# Introducing my Son to Firearms/Hunting



## jw1973 (Feb 8, 2009)

I had the awesome experience of taking my son to the Hunting Camp near Selma with his uncles and cousins. I don't have a Hunting license so we were there to enjoy the outdoors, get some work done, and observe the hunt. 

He's 10, this was his first trip to the camp, and he had a blast. Nothing like letting a boy be a boy. They killed a small buck, a couple hogs, and a few ducks. His only regret, he didn't get to kill anything himself.

I am going to look at getting a .22 youth rifle and probably a gun safety course.

Any opinions on this weapon?

http://www.academy.com/shop/pdp/rossi-youth-223-break-open-rifle-with-scope/pid-126436?N=128727108&Ntt=youth+rifle&Ntk=All 

Should I try a gun shop before Academy?

Also, wanted to see if anyone had a recommendation on a gun safety course.

Thanks in advance.


----------



## capt'n slim (Feb 8, 2008)

Not to discourage you from a .22 but for the same amount of money you can get a .410 they're alot more versatile as far as game is concerned. With a .410 you can shoot everything from bird to squirrels to even deer at close range with a slug. Started my son out with a .410 when he was 9 and got my daughter one for christmas this year she is 7.


----------



## bigbulls (Mar 12, 2008)

How old is your son?


----------



## jw1973 (Feb 8, 2009)

10, 11 in April, 5th Grade


----------



## lobsterman (Sep 30, 2007)

Look at the Winchester Model 70 Youth in 243. We have started out about a dozen children on one and they get the job done well.


----------



## ironman172 (Sep 28, 2007)

if you get the rossi get the combo 22/20ga....2 separate barrels although the kids grow out of them fast... very short stocks...the grand son once I put a scope on the 22 could never put it to his shoulder anymore for the proper eye relief....kind of was at his cheek but the shot gun barrel was ok...grew out of it fairly quick too....sooo ??


----------



## johnf (Jan 20, 2012)

Not a big Rossi/Brazteck fan. For just a little more you can get the AMERICAN made NEF Handirifle. I've heard horror stories about Rossi's customer service and have dealt with NEF twice with great results. If your son is average or big for his age I would look at the 243 or 7mm-08. Though I have killed a couple deer with the 223, both of those would be considerably better and recoil is still manageable.


----------



## Jason (Oct 2, 2007)

At 10, he can handle a rifle....Mine started shooting a 223 at 7. Killed his 1st deer then. He's upgraded to a 270 now (15 yoa now). Then again all my kids started out at walking shooting bb guns and such. Cute having them dragging a red ryder to the stand....them bb's make a ton of racket!!!


----------



## fisheye48 (Sep 28, 2007)

if you want to get him a .22 then get something thats big enough that he can still use when he gets bigger....never to old to have fun and plink around and squirrel hunt with


----------



## brnbser (Oct 1, 2007)

I bought that same Rossi rifle combo but in 243 that included a 22 barrel for my youngest daughter when she was 11, she loved it but out grew it and she's 15 and got her a Ruger bolt 7-08 from Mike's this year. my older daughter is about to turn 18 and has been using a Browning 7-08 since she was 12.


----------



## ghost95 (May 4, 2009)

If he has never handled a firearm before a .22 is perfect to learn with. You are less likely to develop bad habits or a flinch using a .22. Start with the basics and move up from there when he is ready. Mossberg is making some decent ones. I think Ruger has a new bot action out too.
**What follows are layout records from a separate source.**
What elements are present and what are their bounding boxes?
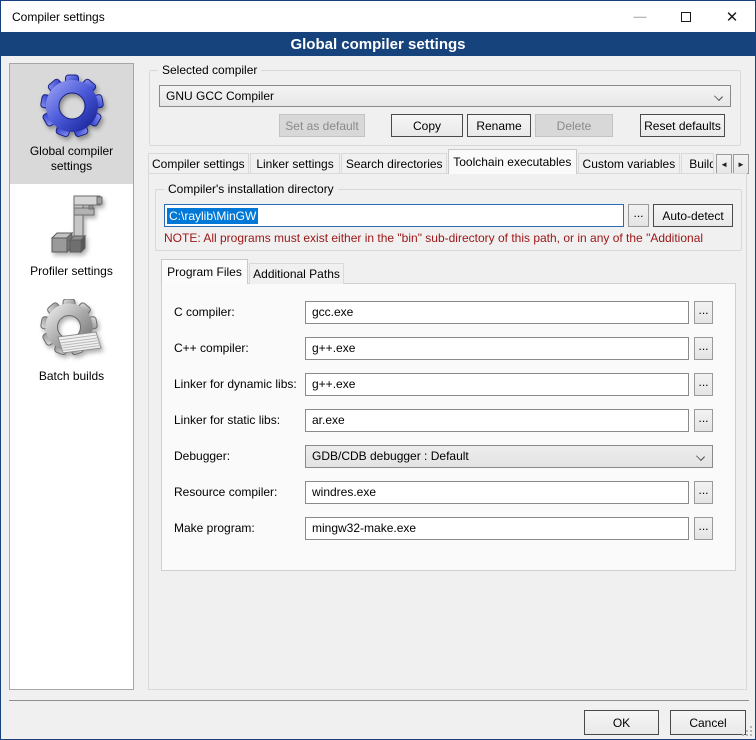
close-button[interactable]: ✕	[709, 1, 755, 32]
selected-compiler-legend: Selected compiler	[158, 63, 261, 77]
resize-grip[interactable]	[742, 726, 752, 736]
installation-directory-input[interactable]: C:\raylib\MinGW	[164, 204, 624, 227]
c-compiler-row: C compiler: ...	[174, 300, 713, 324]
linker-static-input[interactable]	[305, 409, 689, 432]
debugger-select[interactable]: GDB/CDB debugger : Default	[305, 445, 713, 468]
resource-compiler-browse-button[interactable]: ...	[694, 481, 713, 504]
debugger-select-value: GDB/CDB debugger : Default	[312, 449, 469, 463]
linker-static-label: Linker for static libs:	[174, 413, 305, 427]
cpp-compiler-browse-button[interactable]: ...	[694, 337, 713, 360]
linker-dynamic-input[interactable]	[305, 373, 689, 396]
window-title: Compiler settings	[1, 10, 105, 24]
resource-compiler-input[interactable]	[305, 481, 689, 504]
settings-tab-bar: Compiler settings Linker settings Search…	[148, 149, 749, 174]
tab-additional-paths[interactable]: Additional Paths	[249, 263, 344, 284]
debugger-label: Debugger:	[174, 449, 305, 463]
gear-gray-papers-icon	[40, 299, 104, 363]
settings-category-sidebar: Global compiler settings	[9, 63, 134, 690]
compiler-select[interactable]: GNU GCC Compiler	[159, 85, 731, 107]
tab-toolchain-executables[interactable]: Toolchain executables	[448, 149, 577, 174]
linker-dynamic-row: Linker for dynamic libs: ...	[174, 372, 713, 396]
sidebar-item-global-compiler-settings[interactable]: Global compiler settings	[10, 64, 133, 184]
program-files-panel: C compiler: ... C++ compiler: ... Linker…	[161, 283, 736, 571]
tab-compiler-settings[interactable]: Compiler settings	[148, 153, 249, 174]
footer-divider	[9, 700, 749, 701]
compiler-select-value: GNU GCC Compiler	[166, 89, 274, 103]
maximize-icon	[681, 12, 691, 22]
tab-build-options-truncated[interactable]: Build	[681, 153, 714, 174]
maximize-button[interactable]	[663, 1, 709, 32]
content-area: Selected compiler GNU GCC Compiler Set a…	[148, 63, 749, 690]
toolchain-executables-panel: Compiler's installation directory C:\ray…	[148, 173, 747, 690]
tab-scroll-right-button[interactable]: ►	[733, 154, 749, 174]
installation-directory-group: Compiler's installation directory C:\ray…	[155, 189, 742, 251]
set-as-default-button[interactable]: Set as default	[279, 114, 365, 137]
c-compiler-browse-button[interactable]: ...	[694, 301, 713, 324]
sidebar-item-label: Profiler settings	[26, 258, 117, 289]
gear-blue-icon	[40, 74, 104, 138]
linker-static-row: Linker for static libs: ...	[174, 408, 713, 432]
make-program-row: Make program: ...	[174, 516, 713, 540]
installation-directory-value: C:\raylib\MinGW	[167, 208, 258, 224]
compiler-actions: Set as default Copy Rename Delete Reset …	[150, 114, 740, 137]
linker-dynamic-browse-button[interactable]: ...	[694, 373, 713, 396]
rename-button[interactable]: Rename	[467, 114, 531, 137]
make-program-input[interactable]	[305, 517, 689, 540]
c-compiler-input[interactable]	[305, 301, 689, 324]
installation-directory-legend: Compiler's installation directory	[164, 182, 338, 196]
sidebar-item-profiler-settings[interactable]: Profiler settings	[10, 184, 133, 289]
minimize-button[interactable]: —	[617, 1, 663, 32]
delete-button[interactable]: Delete	[535, 114, 613, 137]
sidebar-item-label: Global compiler settings	[10, 138, 133, 184]
tab-program-files[interactable]: Program Files	[161, 259, 248, 284]
compiler-settings-dialog: Compiler settings — ✕ Global compiler se…	[0, 0, 756, 740]
ok-button[interactable]: OK	[584, 710, 659, 735]
caliper-icon	[40, 194, 104, 258]
reset-defaults-button[interactable]: Reset defaults	[640, 114, 725, 137]
auto-detect-button[interactable]: Auto-detect	[653, 204, 733, 227]
cpp-compiler-label: C++ compiler:	[174, 341, 305, 355]
chevron-down-icon	[696, 452, 705, 461]
sidebar-item-batch-builds[interactable]: Batch builds	[10, 289, 133, 394]
resource-compiler-row: Resource compiler: ...	[174, 480, 713, 504]
tab-search-directories[interactable]: Search directories	[341, 153, 447, 174]
tab-linker-settings[interactable]: Linker settings	[250, 153, 341, 174]
program-files-tab-bar: Program Files Additional Paths	[161, 260, 345, 284]
sidebar-item-label: Batch builds	[35, 363, 108, 394]
copy-button[interactable]: Copy	[391, 114, 463, 137]
resource-compiler-label: Resource compiler:	[174, 485, 305, 499]
cpp-compiler-row: C++ compiler: ...	[174, 336, 713, 360]
debugger-row: Debugger: GDB/CDB debugger : Default	[174, 444, 713, 468]
cpp-compiler-input[interactable]	[305, 337, 689, 360]
make-program-label: Make program:	[174, 521, 305, 535]
selected-compiler-group: Selected compiler GNU GCC Compiler Set a…	[149, 70, 741, 146]
c-compiler-label: C compiler:	[174, 305, 305, 319]
cancel-button[interactable]: Cancel	[670, 710, 746, 735]
tab-custom-variables[interactable]: Custom variables	[578, 153, 681, 174]
title-bar: Compiler settings — ✕	[1, 1, 755, 32]
bin-subdirectory-note: NOTE: All programs must exist either in …	[164, 231, 733, 245]
make-program-browse-button[interactable]: ...	[694, 517, 713, 540]
linker-dynamic-label: Linker for dynamic libs:	[174, 377, 305, 391]
window-controls: — ✕	[617, 1, 755, 32]
linker-static-browse-button[interactable]: ...	[694, 409, 713, 432]
chevron-down-icon	[714, 92, 723, 101]
installation-directory-browse-button[interactable]: ...	[628, 204, 649, 227]
tab-scroll-left-button[interactable]: ◄	[716, 154, 732, 174]
page-title: Global compiler settings	[1, 32, 755, 56]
A 7mm-08 is an awesome little round. Perfect for a kid but a "real" rifle. 6.5 mausers are really good to if you can find one in a modern action. Accurate with light recoil.


----------



## sureicanfish (Sep 30, 2007)

I whole heatedly endorse the 22 rifle for a first! I got my first at around your sons age, a marlin bolt action 22, brand new from walmart. Clip fed, so it only shot as fast as you could cycle the bolt, and simple. I must have shot around 1.2 million rounds out of that gun and miss it something awful. Something like it will be what I start my kids on when that day comes.


----------



## welldoya (Oct 5, 2007)

What game will he be hunting? You said you were getting him a .22 (which most people interpret as a .22 long rifle cartridge) but the link showed a .223 which is a little light for deer.
If he's going to hunt deer, I would get a .243 or 7mm/08. Take a look at the Remington Model 7 youth.
If you are really getting a .22 LR, I would get a bolt action of some sort in a popular brand such as Remington, Winchester, Savage or Marlin.


----------



## dehook (Jul 21, 2008)

JW, I have a youth model .243 New England Firearms single shot that I would be willing to let you barrow. My Godson, One shot's son Tanner has killed 15 or so with it and my daughter has killed about 10. It does has a older scope on it also. Tanner and my girls have out grown it now but it shoots awesome. I do want it back but it would be great for your son. Just let me know if you would like to barrow it and maybe he can kill his first deer with it. Heck, you can go to my shooting house with him and try it out. My daughter killed a buck 4pt and a doe off it yesterday afternoon. Just let me know if your intrested. 850-232-7362 Donnie


----------



## jaster (Oct 7, 2007)

As for fire arm or general hunting safety? I have taught mine from the time they were in diapers going to shooting houses with me. I think they will get alot more from the course if they have a few of the basics down? I took mine 20 years ago, my oldest will be taking it this year he is 14 and been hunting or going to hunt with me for 10 years.

I have a youth .243 NEF. It has been a pretty good gun. However, I paid to ship it back to the factory last year due to the action popping open after a shot. They sent it back, still does the same thing. If you only have one child, and they will be using it for a few years, a cheaper riffle is the way to go. If you will be passing it down, spend a few extra, just my .02


----------



## 2RC's II (Feb 2, 2012)

Just make sure you get a bolt or single shot whatever you decide on. No semi-auto!!!!


----------